Further, the present invention makes it possible to avoid or reduce the occurrence of communication collision in intercommunication even when a control station (master station) does not exist or is not grouped. Another object of the present invention is to provide a communication device which is excellent in real-time performance.

Further, the present invention avoids or reduces the occurrence of communication collisions in inter-communications even when a control station (master station) does not exist or is not grouped, and also controls the own vehicle. It is an object of the present invention to provide a communication device capable of determining a position or a position of another vehicle.

[0012]

A communication device according to the present invention comprises:
A communication transmitter and a communication receiver for performing communication between vehicles; a roadside information receiver for receiving time information and roadside device position information transmitted from a roadside device disposed on the road; and the roadside information. The roadside device position information received by the receiver is used as an initial setting position, the self-contained navigation device that calculates own vehicle position information, and the time information received by the roadside information receiver are synchronized with the timing every second, and the own vehicle A transmission timing control means for allocating a transmission frame of the own vehicle from the position information and performing transmission from the communication transmitter in the allocated transmission frame (claim 1).
Described invention).

According to the present invention, the transmission frame is allocated in synchronization with the timing of each second of the time information received by the roadside information receiver and based on the own vehicle position information calculated from the received roadside device position information. Since the vehicle-to-vehicle communication is performed in the transmission frame, reliable data transmission can be performed by one communication without communication collision between an unspecified number of communication devices.

When the roadside device identification information is transmitted instead of the roadside device position information transmitted from the roadside device,
The vehicle position information may be calculated by the vehicle position calculation means from the roadside device identification information (the invention according to claim 2).

It is preferable that the roadside devices are arranged at predetermined intervals along the road. This is because the self-contained navigation can be corrected at every predetermined interval, and the time information every second can be reset (the invention according to claim 3).

In the present invention, it is preferable to use, for example, a millimeter wave having a frequency of about 30 to 300 GHz (wavelength: 1 cm to 1 mm) as a communication frequency used for the vehicle communication device for automatic following running. . Millimeter waves have straightness and are resistant to weather conditions such as rain and snow, so they are suitable for communication on the ground surface, for example, within about ± 200 m.

[0017]

An embodiment of the present invention will be described below with reference to the drawings.

FIG. 1 is a block diagram showing a configuration of a communication device 10 to which an embodiment of the present invention is applied.

FIG. 2 shows a radio station (mobile station or fixed station).
(Also referred to as own vehicle or own vehicle) 100
Is schematically shown. In this case, roadside transmitters 4 controlled by a roadside system 2 having a computer are arranged at regular intervals on the road on which the vehicle 100 runs.

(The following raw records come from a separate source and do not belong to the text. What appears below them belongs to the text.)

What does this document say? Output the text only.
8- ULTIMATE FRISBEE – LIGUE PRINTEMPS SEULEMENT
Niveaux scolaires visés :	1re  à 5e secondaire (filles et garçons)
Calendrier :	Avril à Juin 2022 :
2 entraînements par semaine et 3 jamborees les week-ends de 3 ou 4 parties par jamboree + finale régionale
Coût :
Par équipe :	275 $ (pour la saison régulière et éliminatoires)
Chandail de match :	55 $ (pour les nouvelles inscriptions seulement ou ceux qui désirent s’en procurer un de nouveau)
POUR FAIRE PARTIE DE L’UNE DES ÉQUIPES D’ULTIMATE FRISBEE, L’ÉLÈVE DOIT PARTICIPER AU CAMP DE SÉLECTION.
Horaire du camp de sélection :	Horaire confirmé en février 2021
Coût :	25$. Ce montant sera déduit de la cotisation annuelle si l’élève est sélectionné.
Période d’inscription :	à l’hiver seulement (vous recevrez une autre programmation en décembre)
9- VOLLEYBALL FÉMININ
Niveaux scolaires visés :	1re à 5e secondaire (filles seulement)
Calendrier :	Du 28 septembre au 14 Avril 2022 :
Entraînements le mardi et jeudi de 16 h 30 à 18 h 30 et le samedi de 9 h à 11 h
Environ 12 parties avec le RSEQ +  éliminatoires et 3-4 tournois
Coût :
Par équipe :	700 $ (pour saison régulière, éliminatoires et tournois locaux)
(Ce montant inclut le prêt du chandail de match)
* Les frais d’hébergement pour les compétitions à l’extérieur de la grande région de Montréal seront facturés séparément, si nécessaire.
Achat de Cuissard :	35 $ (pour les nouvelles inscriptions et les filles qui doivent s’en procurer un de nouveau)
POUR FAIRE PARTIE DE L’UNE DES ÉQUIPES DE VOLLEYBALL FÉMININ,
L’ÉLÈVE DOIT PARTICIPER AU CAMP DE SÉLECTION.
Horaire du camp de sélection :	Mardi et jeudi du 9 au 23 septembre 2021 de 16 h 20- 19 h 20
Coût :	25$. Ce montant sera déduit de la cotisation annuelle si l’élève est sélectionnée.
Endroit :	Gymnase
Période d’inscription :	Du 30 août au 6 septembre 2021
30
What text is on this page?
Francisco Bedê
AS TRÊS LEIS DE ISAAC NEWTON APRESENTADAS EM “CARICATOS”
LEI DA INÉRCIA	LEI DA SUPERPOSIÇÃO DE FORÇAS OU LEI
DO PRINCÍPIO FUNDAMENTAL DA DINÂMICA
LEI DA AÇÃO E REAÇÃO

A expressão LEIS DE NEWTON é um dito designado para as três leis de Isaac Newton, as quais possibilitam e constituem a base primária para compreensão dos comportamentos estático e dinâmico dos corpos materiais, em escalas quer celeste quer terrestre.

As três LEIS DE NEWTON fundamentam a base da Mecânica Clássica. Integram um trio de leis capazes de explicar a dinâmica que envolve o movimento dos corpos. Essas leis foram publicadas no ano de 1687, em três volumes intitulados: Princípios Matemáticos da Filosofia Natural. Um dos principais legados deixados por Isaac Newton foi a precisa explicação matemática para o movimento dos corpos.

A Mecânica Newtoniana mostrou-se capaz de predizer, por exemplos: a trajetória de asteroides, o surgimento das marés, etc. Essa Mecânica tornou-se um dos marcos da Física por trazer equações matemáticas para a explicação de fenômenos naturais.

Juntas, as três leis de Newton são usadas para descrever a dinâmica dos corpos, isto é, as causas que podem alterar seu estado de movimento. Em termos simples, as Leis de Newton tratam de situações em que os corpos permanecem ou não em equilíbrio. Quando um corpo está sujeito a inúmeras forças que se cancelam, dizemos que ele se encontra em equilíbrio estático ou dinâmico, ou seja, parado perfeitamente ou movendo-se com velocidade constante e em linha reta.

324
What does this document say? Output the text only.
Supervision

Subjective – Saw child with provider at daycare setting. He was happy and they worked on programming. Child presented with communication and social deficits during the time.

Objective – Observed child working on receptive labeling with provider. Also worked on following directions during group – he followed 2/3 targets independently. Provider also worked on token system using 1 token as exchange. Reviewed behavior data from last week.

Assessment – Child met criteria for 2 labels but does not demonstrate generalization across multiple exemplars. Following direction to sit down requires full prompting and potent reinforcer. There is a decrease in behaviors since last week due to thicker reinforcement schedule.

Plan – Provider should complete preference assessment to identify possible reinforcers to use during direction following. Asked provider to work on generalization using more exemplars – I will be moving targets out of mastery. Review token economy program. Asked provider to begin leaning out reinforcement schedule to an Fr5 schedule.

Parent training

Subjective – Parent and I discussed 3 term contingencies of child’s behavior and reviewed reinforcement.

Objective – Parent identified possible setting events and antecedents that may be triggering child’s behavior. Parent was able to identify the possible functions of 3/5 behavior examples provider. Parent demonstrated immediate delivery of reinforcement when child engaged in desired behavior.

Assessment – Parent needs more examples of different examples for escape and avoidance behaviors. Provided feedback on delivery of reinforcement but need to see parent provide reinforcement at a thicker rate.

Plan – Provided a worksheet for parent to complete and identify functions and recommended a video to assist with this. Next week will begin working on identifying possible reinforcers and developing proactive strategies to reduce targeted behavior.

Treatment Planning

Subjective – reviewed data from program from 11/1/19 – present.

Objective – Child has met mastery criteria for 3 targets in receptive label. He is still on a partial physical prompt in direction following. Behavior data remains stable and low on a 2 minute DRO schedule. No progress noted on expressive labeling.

In FIG. 1, a portion surrounded by a dotted line indicates an automatic following control unit 12 for allowing the vehicle 100 to travel following the preceding vehicle.

The communication device 10 shown in FIG. 1 receives an electric wave transmitted from the roadside transmitter 4 via the antenna 6 (this electric wave is preferably a microwave including a millimeter wave having a narrow directivity). The roadside receiver (roadside information receiver) 16 is connected to the roadside receiver 14. The output of the roadside receiver 16 is supplied to a time determination unit 18 and to a position calculation unit 20.

The output of the time determination unit 18 is supplied to a transmission frame generation unit 24. The output of the position calculating unit 20 is supplied to the self-contained navigation device 11 and also to a frame specific allocating unit (transmission timing control unit) 26.

The self-contained navigation device 11 includes a gyro device, calculates own vehicle position information using the output of the position calculating unit 20 as an initial setting position, and supplies the information to the frame specifying allocating unit 26 via the position calculating unit 20.

The transmission frame Sa output from the transmission frame generator 24 and the output from the position calculator 20 are supplied to a frame specific allocator 26. In addition to the output of the position calculating section 20, the output of a random number generating section (random number generator) 28 and the output of a vehicle ID input section 30 which will be described later as other embodiments are also supplied to the frame specifying allocating section 26. . In this case, numbers such as the last two digits in the number of the vehicle 100 are specified and input to the vehicle ID input unit 30 by the switch 32. The setting operation for the switch 32 can be performed using a display on a monitor (not shown). The switch 32 may be a hardware switch, such as a dip switch, instead of a software switch.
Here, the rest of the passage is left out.